I worry about things large and small. Will my daughter Sarah be accepted to medical school? What will happen if she isn’t? How will our children repay student loans and pay their bills? How will I get everything done when I add teaching to a burgeoning caseload? How will I find time to write? What will I write? Does it matter if I write? I torture myself with relentless questions and self-doubt. Oh, how I’d love to change this dynamic, to open my mind and heart and trust that everything will be okay, that “all shall be well, and all manner of things shall be well.”
The Vietnamese poet Thich Nhat Hanh says we must be able to smile at our sorrow. We are like television sets with multiple channels; we need not get stuck on one.
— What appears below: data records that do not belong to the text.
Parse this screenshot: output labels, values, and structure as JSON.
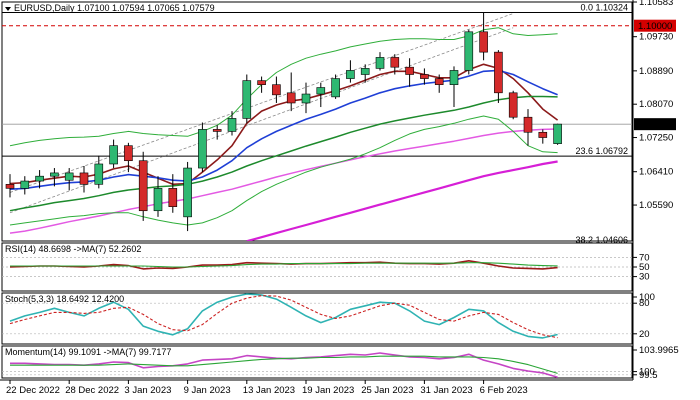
{
  "colors": {
    "up": "#2eb872",
    "down": "#d42a2a",
    "wick": "#000000",
    "ma_short": "#8b1a1a",
    "ma_mid": "#1f3fd6",
    "ma_long": "#1d8a2c",
    "ma_200": "#e35ae3",
    "ma_200_bold": "#d61fd6",
    "bollinger": "#2fae3a",
    "trend_channel": "#8a8a8a",
    "highlight_red": "#d40000",
    "rsi_line": "#9b1b1b",
    "rsi_signal": "#2aa536",
    "stoch_k": "#2fb3b3",
    "stoch_d": "#cc2222",
    "mom_line": "#c545c5",
    "mom_signal": "#2aa536"
  },
  "chart_data": [
    {
      "type": "candlestick",
      "title": "EURUSD,Daily  1.07100 1.07594 1.07065 1.07579",
      "ylim": [
        1.04706,
        1.10583
      ],
      "yticks": [
        1.0559,
        1.0641,
        1.0725,
        1.0807,
        1.0889,
        1.0973,
        1.10583
      ],
      "ytick_labels": [
        "1.05590",
        "1.06410",
        "1.07250",
        "1.08070",
        "1.08890",
        "1.09730",
        "1.10583"
      ],
      "price_labels": [
        {
          "text": "1.10000",
          "value": 1.1,
          "color": "#d40000"
        },
        {
          "text": "1.07579",
          "value": 1.07579,
          "color": "#000000"
        }
      ],
      "levels": [
        {
          "label": "0.0 1.10324",
          "value": 1.10324
        },
        {
          "label": "23.6 1.06792",
          "value": 1.06792
        },
        {
          "label": "38.2 1.04606",
          "value": 1.04606
        }
      ],
      "x_labels": [
        "22 Dec 2022",
        "28 Dec 2022",
        "3 Jan 2023",
        "9 Jan 2023",
        "13 Jan 2023",
        "19 Jan 2023",
        "25 Jan 2023",
        "31 Jan 2023",
        "6 Feb 2023"
      ],
      "ohlc": [
        [
          1.061,
          1.0635,
          1.0578,
          1.06
        ],
        [
          1.06,
          1.063,
          1.0585,
          1.0618
        ],
        [
          1.0618,
          1.0645,
          1.06,
          1.063
        ],
        [
          1.063,
          1.065,
          1.0605,
          1.0638
        ],
        [
          1.062,
          1.065,
          1.0595,
          1.0638
        ],
        [
          1.0638,
          1.0655,
          1.059,
          1.061
        ],
        [
          1.061,
          1.068,
          1.06,
          1.066
        ],
        [
          1.066,
          1.072,
          1.065,
          1.0705
        ],
        [
          1.0705,
          1.0712,
          1.064,
          1.0668
        ],
        [
          1.0668,
          1.069,
          1.052,
          1.0545
        ],
        [
          1.0545,
          1.063,
          1.053,
          1.06
        ],
        [
          1.06,
          1.0635,
          1.054,
          1.0555
        ],
        [
          1.053,
          1.0665,
          1.0495,
          1.065
        ],
        [
          1.065,
          1.0762,
          1.064,
          1.0745
        ],
        [
          1.0745,
          1.0755,
          1.072,
          1.074
        ],
        [
          1.074,
          1.079,
          1.073,
          1.0772
        ],
        [
          1.0772,
          1.088,
          1.076,
          1.0865
        ],
        [
          1.0865,
          1.0875,
          1.0835,
          1.0855
        ],
        [
          1.0855,
          1.0875,
          1.081,
          1.083
        ],
        [
          1.0835,
          1.0885,
          1.079,
          1.081
        ],
        [
          1.081,
          1.086,
          1.0785,
          1.0832
        ],
        [
          1.0832,
          1.086,
          1.08,
          1.0848
        ],
        [
          1.0825,
          1.088,
          1.082,
          1.087
        ],
        [
          1.087,
          1.0915,
          1.086,
          1.089
        ],
        [
          1.088,
          1.0905,
          1.086,
          1.0895
        ],
        [
          1.0895,
          1.0935,
          1.089,
          1.0922
        ],
        [
          1.0922,
          1.093,
          1.088,
          1.0898
        ],
        [
          1.0898,
          1.092,
          1.085,
          1.088
        ],
        [
          1.088,
          1.0895,
          1.0855,
          1.087
        ],
        [
          1.087,
          1.088,
          1.0835,
          1.0855
        ],
        [
          1.0855,
          1.09,
          1.08,
          1.089
        ],
        [
          1.089,
          1.099,
          1.088,
          1.0985
        ],
        [
          1.0985,
          1.1032,
          1.0915,
          1.0935
        ],
        [
          1.0935,
          1.094,
          1.081,
          1.0835
        ],
        [
          1.0835,
          1.084,
          1.077,
          1.0775
        ],
        [
          1.0775,
          1.0795,
          1.0705,
          1.0738
        ],
        [
          1.0738,
          1.0745,
          1.071,
          1.0725
        ],
        [
          1.071,
          1.0759,
          1.0707,
          1.0758
        ]
      ],
      "overlays": [
        {
          "color_key": "ma_short",
          "width": 1.6,
          "values": [
            1.0612,
            1.0614,
            1.062,
            1.0625,
            1.063,
            1.0628,
            1.0635,
            1.0648,
            1.0655,
            1.064,
            1.0625,
            1.061,
            1.0612,
            1.064,
            1.067,
            1.0705,
            1.076,
            1.079,
            1.0805,
            1.0815,
            1.082,
            1.083,
            1.084,
            1.0852,
            1.0866,
            1.088,
            1.0888,
            1.0888,
            1.088,
            1.0872,
            1.0872,
            1.0892,
            1.0905,
            1.0895,
            1.087,
            1.0835,
            1.0795,
            1.0768
          ]
        },
        {
          "color_key": "ma_mid",
          "width": 1.6,
          "values": [
            1.0598,
            1.06,
            1.0605,
            1.061,
            1.0614,
            1.0616,
            1.062,
            1.0628,
            1.0634,
            1.063,
            1.0626,
            1.062,
            1.0618,
            1.0628,
            1.0645,
            1.0668,
            1.07,
            1.0722,
            1.074,
            1.0755,
            1.077,
            1.0782,
            1.0795,
            1.081,
            1.0822,
            1.0835,
            1.0845,
            1.0852,
            1.0858,
            1.0862,
            1.0866,
            1.0876,
            1.0888,
            1.089,
            1.088,
            1.0862,
            1.0845,
            1.083
          ]
        },
        {
          "color_key": "ma_long",
          "width": 1.5,
          "values": [
            1.0545,
            1.0552,
            1.0558,
            1.0565,
            1.057,
            1.0575,
            1.0582,
            1.059,
            1.0596,
            1.06,
            1.0604,
            1.0606,
            1.061,
            1.0618,
            1.0628,
            1.064,
            1.0655,
            1.0668,
            1.068,
            1.0692,
            1.0704,
            1.0715,
            1.0726,
            1.0738,
            1.0748,
            1.0758,
            1.0766,
            1.0773,
            1.078,
            1.0786,
            1.0792,
            1.08,
            1.081,
            1.0818,
            1.0823,
            1.0826,
            1.0826,
            1.0825
          ]
        },
        {
          "color_key": "ma_200",
          "width": 1.5,
          "values": [
            1.049,
            1.0495,
            1.0502,
            1.051,
            1.0518,
            1.0525,
            1.0532,
            1.054,
            1.0548,
            1.0555,
            1.0562,
            1.0568,
            1.0574,
            1.0582,
            1.059,
            1.0598,
            1.0608,
            1.0618,
            1.0628,
            1.0637,
            1.0646,
            1.0654,
            1.0662,
            1.067,
            1.0678,
            1.0685,
            1.0692,
            1.0698,
            1.0704,
            1.071,
            1.0716,
            1.0723,
            1.073,
            1.0736,
            1.074,
            1.0743,
            1.0745,
            1.0746
          ]
        },
        {
          "color_key": "ma_200_bold",
          "width": 2.2,
          "start": 16,
          "values": [
            1.047,
            1.048,
            1.049,
            1.05,
            1.051,
            1.052,
            1.053,
            1.054,
            1.055,
            1.056,
            1.057,
            1.058,
            1.059,
            1.06,
            1.061,
            1.062,
            1.063,
            1.0638,
            1.0645,
            1.0652,
            1.066,
            1.0666
          ]
        },
        {
          "color_key": "bollinger",
          "width": 1,
          "values": [
            1.0705,
            1.0712,
            1.0718,
            1.0722,
            1.0725,
            1.0726,
            1.0728,
            1.0735,
            1.074,
            1.0735,
            1.0732,
            1.073,
            1.0728,
            1.074,
            1.0755,
            1.078,
            1.082,
            1.0855,
            1.0885,
            1.0905,
            1.092,
            1.093,
            1.0938,
            1.0948,
            1.0955,
            1.0962,
            1.0966,
            1.0968,
            1.0968,
            1.0966,
            1.0966,
            1.0975,
            1.099,
            1.0995,
            1.098,
            1.0976,
            1.0978,
            1.098
          ]
        },
        {
          "color_key": "bollinger",
          "width": 1,
          "values": [
            1.051,
            1.0515,
            1.052,
            1.0525,
            1.053,
            1.0533,
            1.0538,
            1.054,
            1.054,
            1.053,
            1.0522,
            1.0515,
            1.051,
            1.0515,
            1.0528,
            1.0545,
            1.057,
            1.0592,
            1.061,
            1.0625,
            1.064,
            1.0652,
            1.0662,
            1.0672,
            1.0685,
            1.07,
            1.0718,
            1.0734,
            1.0745,
            1.0752,
            1.076,
            1.077,
            1.0778,
            1.077,
            1.074,
            1.0705,
            1.069,
            1.0688
          ]
        }
      ],
      "trend_channel": [
        {
          "from": [
            0,
            1.059
          ],
          "to": [
            34,
            1.103
          ]
        },
        {
          "from": [
            0,
            1.054
          ],
          "to": [
            34,
            1.0995
          ]
        }
      ]
    },
    {
      "type": "line",
      "title": "RSI(14) 48.6698 ->MA(7) 52.2602",
      "ylim": [
        0,
        100
      ],
      "yticks": [
        30,
        50,
        70
      ],
      "ytick_labels": [
        "30",
        "50",
        "70"
      ],
      "series": [
        {
          "color_key": "rsi_line",
          "values": [
            50,
            51,
            52,
            52,
            51,
            50,
            52,
            55,
            53,
            46,
            48,
            47,
            50,
            54,
            54,
            55,
            59,
            58,
            57,
            56,
            57,
            57,
            58,
            59,
            59,
            60,
            58,
            57,
            57,
            56,
            58,
            63,
            58,
            52,
            48,
            47,
            46,
            48.67
          ]
        },
        {
          "color_key": "rsi_signal",
          "values": [
            52,
            52,
            52,
            52,
            52,
            52,
            52,
            52,
            52,
            52,
            51,
            50,
            50,
            51,
            52,
            53,
            55,
            56,
            56,
            57,
            57,
            57,
            57,
            57,
            58,
            58,
            58,
            58,
            58,
            58,
            58,
            59,
            59,
            58,
            56,
            54,
            53,
            52.26
          ]
        }
      ]
    },
    {
      "type": "line",
      "title": "Stoch(5,3,3) 18.6492 12.4200",
      "ylim": [
        0,
        100
      ],
      "yticks": [
        20,
        80,
        100
      ],
      "ytick_labels": [
        "20",
        "80",
        "100"
      ],
      "series": [
        {
          "color_key": "stoch_k",
          "values": [
            45,
            55,
            62,
            70,
            62,
            55,
            70,
            82,
            68,
            35,
            25,
            18,
            30,
            65,
            82,
            92,
            98,
            96,
            88,
            72,
            55,
            42,
            52,
            68,
            75,
            82,
            80,
            65,
            45,
            38,
            52,
            68,
            65,
            42,
            25,
            15,
            12,
            18.65
          ]
        },
        {
          "color_key": "stoch_d",
          "values": [
            40,
            48,
            55,
            62,
            62,
            60,
            62,
            70,
            72,
            58,
            40,
            28,
            26,
            38,
            60,
            80,
            90,
            95,
            94,
            86,
            72,
            58,
            50,
            55,
            65,
            75,
            80,
            76,
            62,
            48,
            45,
            55,
            62,
            58,
            42,
            28,
            18,
            12.42
          ]
        }
      ]
    },
    {
      "type": "line",
      "title": "Momentum(14) 99.1091 ->MA(7) 99.7177",
      "ylim": [
        99.0,
        104.0
      ],
      "yticks": [
        99.5,
        100,
        103.9965
      ],
      "ytick_labels": [
        "99.5",
        "100",
        "103.9965"
      ],
      "series": [
        {
          "color_key": "mom_line",
          "values": [
            101.3,
            101.3,
            101.2,
            101.1,
            101.1,
            101.0,
            101.2,
            101.5,
            101.4,
            100.6,
            100.8,
            100.9,
            101.2,
            101.8,
            101.9,
            102.0,
            102.5,
            102.3,
            102.1,
            102.0,
            102.2,
            102.3,
            102.5,
            102.7,
            102.6,
            102.9,
            102.6,
            102.3,
            102.2,
            102.0,
            102.2,
            102.7,
            101.8,
            101.2,
            100.5,
            100.1,
            99.8,
            99.11
          ]
        },
        {
          "color_key": "mom_signal",
          "values": [
            101.0,
            101.0,
            101.0,
            101.0,
            101.0,
            101.0,
            101.0,
            101.1,
            101.2,
            101.1,
            101.0,
            100.9,
            100.9,
            101.1,
            101.3,
            101.5,
            101.7,
            101.9,
            102.0,
            102.1,
            102.1,
            102.2,
            102.2,
            102.3,
            102.3,
            102.4,
            102.4,
            102.4,
            102.4,
            102.3,
            102.3,
            102.3,
            102.2,
            102.0,
            101.6,
            101.1,
            100.4,
            99.72
          ]
        }
      ]
    }
  ]
}
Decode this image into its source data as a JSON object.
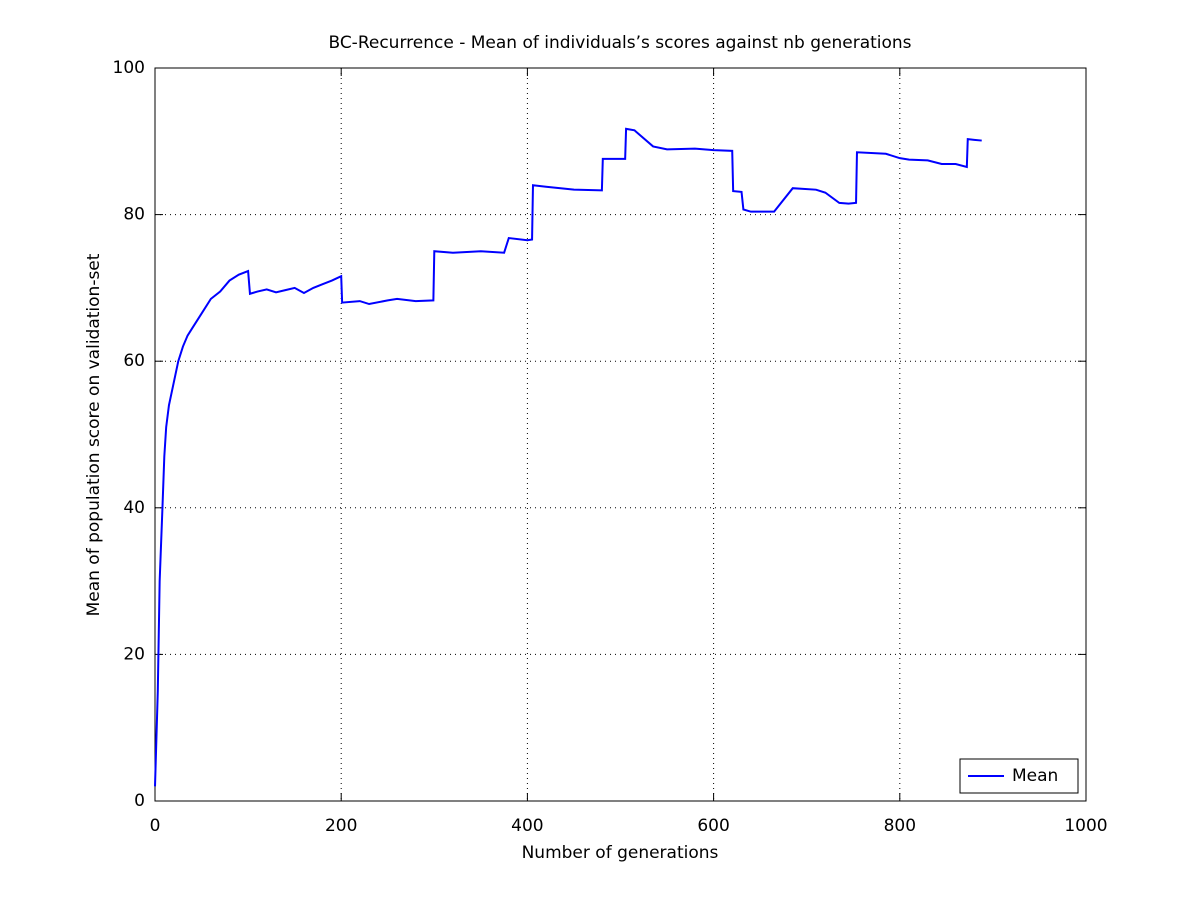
{
  "chart_data": {
    "type": "line",
    "title": "BC-Recurrence - Mean of individuals’s scores against nb generations",
    "x_label": "Number of generations",
    "y_label": "Mean of population score on validation-set",
    "x": [
      0,
      3,
      5,
      8,
      10,
      12,
      15,
      20,
      25,
      30,
      35,
      40,
      50,
      60,
      70,
      80,
      90,
      100,
      102,
      110,
      120,
      130,
      140,
      150,
      160,
      170,
      180,
      190,
      200,
      201,
      220,
      230,
      250,
      260,
      280,
      299,
      300,
      320,
      350,
      375,
      380,
      400,
      405,
      406,
      420,
      450,
      480,
      481,
      505,
      506,
      515,
      535,
      550,
      580,
      600,
      620,
      621,
      630,
      632,
      640,
      665,
      685,
      710,
      720,
      735,
      745,
      753,
      754,
      785,
      800,
      810,
      830,
      845,
      860,
      872,
      873,
      880,
      888
    ],
    "series": [
      {
        "name": "Mean",
        "color": "#0000ff",
        "values": [
          2,
          15,
          30,
          40,
          47,
          51,
          54,
          57,
          60,
          62,
          63.5,
          64.5,
          66.5,
          68.5,
          69.5,
          71,
          71.8,
          72.3,
          69.2,
          69.5,
          69.8,
          69.4,
          69.7,
          70,
          69.3,
          70,
          70.5,
          71,
          71.6,
          68,
          68.2,
          67.8,
          68.3,
          68.5,
          68.2,
          68.3,
          75,
          74.8,
          75,
          74.8,
          76.8,
          76.5,
          76.6,
          84,
          83.8,
          83.4,
          83.3,
          87.6,
          87.6,
          91.7,
          91.5,
          89.3,
          88.9,
          89,
          88.8,
          88.7,
          83.2,
          83.1,
          80.7,
          80.4,
          80.4,
          83.6,
          83.4,
          83,
          81.6,
          81.5,
          81.6,
          88.5,
          88.3,
          87.7,
          87.5,
          87.4,
          86.9,
          86.9,
          86.5,
          90.3,
          90.2,
          90.1
        ]
      }
    ],
    "xlim": [
      0,
      1000
    ],
    "xticks": [
      0,
      200,
      400,
      600,
      800,
      1000
    ],
    "ylim": [
      0,
      100
    ],
    "yticks": [
      0,
      20,
      40,
      60,
      80,
      100
    ],
    "grid": true,
    "legend": "lower right"
  }
}
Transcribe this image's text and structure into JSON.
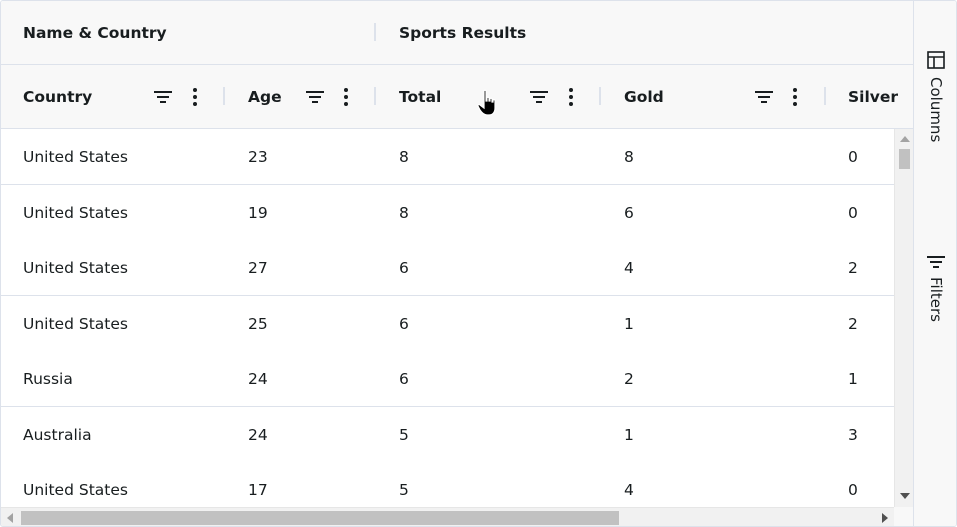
{
  "header": {
    "groups": [
      {
        "label": "Name & Country"
      },
      {
        "label": "Sports Results"
      }
    ],
    "columns": [
      {
        "label": "Country"
      },
      {
        "label": "Age"
      },
      {
        "label": "Total"
      },
      {
        "label": "Gold"
      },
      {
        "label": "Silver"
      }
    ]
  },
  "rows": [
    {
      "country": "United States",
      "age": "23",
      "total": "8",
      "gold": "8",
      "silver": "0"
    },
    {
      "country": "United States",
      "age": "19",
      "total": "8",
      "gold": "6",
      "silver": "0"
    },
    {
      "country": "United States",
      "age": "27",
      "total": "6",
      "gold": "4",
      "silver": "2"
    },
    {
      "country": "United States",
      "age": "25",
      "total": "6",
      "gold": "1",
      "silver": "2"
    },
    {
      "country": "Russia",
      "age": "24",
      "total": "6",
      "gold": "2",
      "silver": "1"
    },
    {
      "country": "Australia",
      "age": "24",
      "total": "5",
      "gold": "1",
      "silver": "3"
    },
    {
      "country": "United States",
      "age": "17",
      "total": "5",
      "gold": "4",
      "silver": "0"
    }
  ],
  "sidebar": {
    "columns_label": "Columns",
    "filters_label": "Filters"
  },
  "icons": {
    "filter": "filter-icon",
    "menu": "menu-vertical-icon",
    "columns": "columns-icon",
    "filters": "filter-icon",
    "cursor": "hand-pointer-icon"
  }
}
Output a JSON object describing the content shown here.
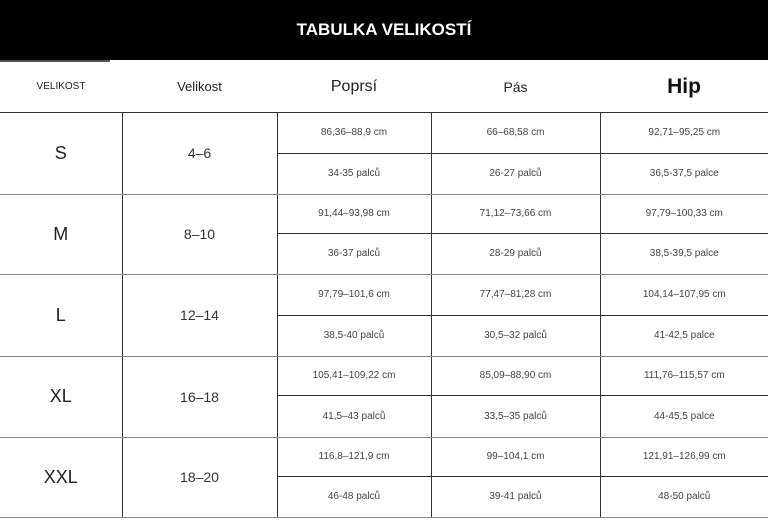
{
  "title": "TABULKA VELIKOSTÍ",
  "headers": [
    "VELIKOST",
    "Velikost",
    "Poprsí",
    "Pás",
    "Hip"
  ],
  "rows": [
    {
      "size": "S",
      "range": "4–6",
      "bust_cm": "86,36–88,9 cm",
      "bust_in": "34-35 palců",
      "waist_cm": "66–68,58 cm",
      "waist_in": "26-27 palců",
      "hip_cm": "92,71–95,25 cm",
      "hip_in": "36,5-37,5 palce"
    },
    {
      "size": "M",
      "range": "8–10",
      "bust_cm": "91,44–93,98 cm",
      "bust_in": "36-37 palců",
      "waist_cm": "71,12–73,66 cm",
      "waist_in": "28-29 palců",
      "hip_cm": "97,79–100,33 cm",
      "hip_in": "38,5-39,5 palce"
    },
    {
      "size": "L",
      "range": "12–14",
      "bust_cm": "97,79–101,6 cm",
      "bust_in": "38,5-40 palců",
      "waist_cm": "77,47–81,28 cm",
      "waist_in": "30,5–32 palců",
      "hip_cm": "104,14–107,95 cm",
      "hip_in": "41-42,5 palce"
    },
    {
      "size": "XL",
      "range": "16–18",
      "bust_cm": "105,41–109,22 cm",
      "bust_in": "41,5–43 palců",
      "waist_cm": "85,09–88,90 cm",
      "waist_in": "33,5–35 palců",
      "hip_cm": "111,76–115,57 cm",
      "hip_in": "44-45,5 palce"
    },
    {
      "size": "XXL",
      "range": "18–20",
      "bust_cm": "116,8–121,9 cm",
      "bust_in": "46-48 palců",
      "waist_cm": "99–104,1 cm",
      "waist_in": "39-41 palců",
      "hip_cm": "121,91–126,99 cm",
      "hip_in": "48-50 palců"
    }
  ]
}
So today, as snow accumulates from five to possibly nine inches, I will try to stay open. The plans I’ve made will likely be canceled, so I’ll have to shift things around in my schedule later in the week. Though the thought makes my stomach seize, I refuse to be worried: “All shall be well, and all manner of things shall be well.”
Night arrives. Snow tampers off. A new day is born—frozen, snow blown sideways off car roofs and lawns, wind chill in the single digits. Public schools are closed the second day in a row, and I wonder whether to cancel my clients. I try not to worry. Instead of worry, I feel adrift—adrift with angst. Is there any escape from anxiety?
Surely not, at least for me. The best I can do is remind myself: “All shall be well, and all manner of things shall be well.”
Assistant Editor Leslie Smith Townsend is a pastoral counselor in private practice. A composite excerpt of her memoir appears in the anthology Voices of Alcoholism.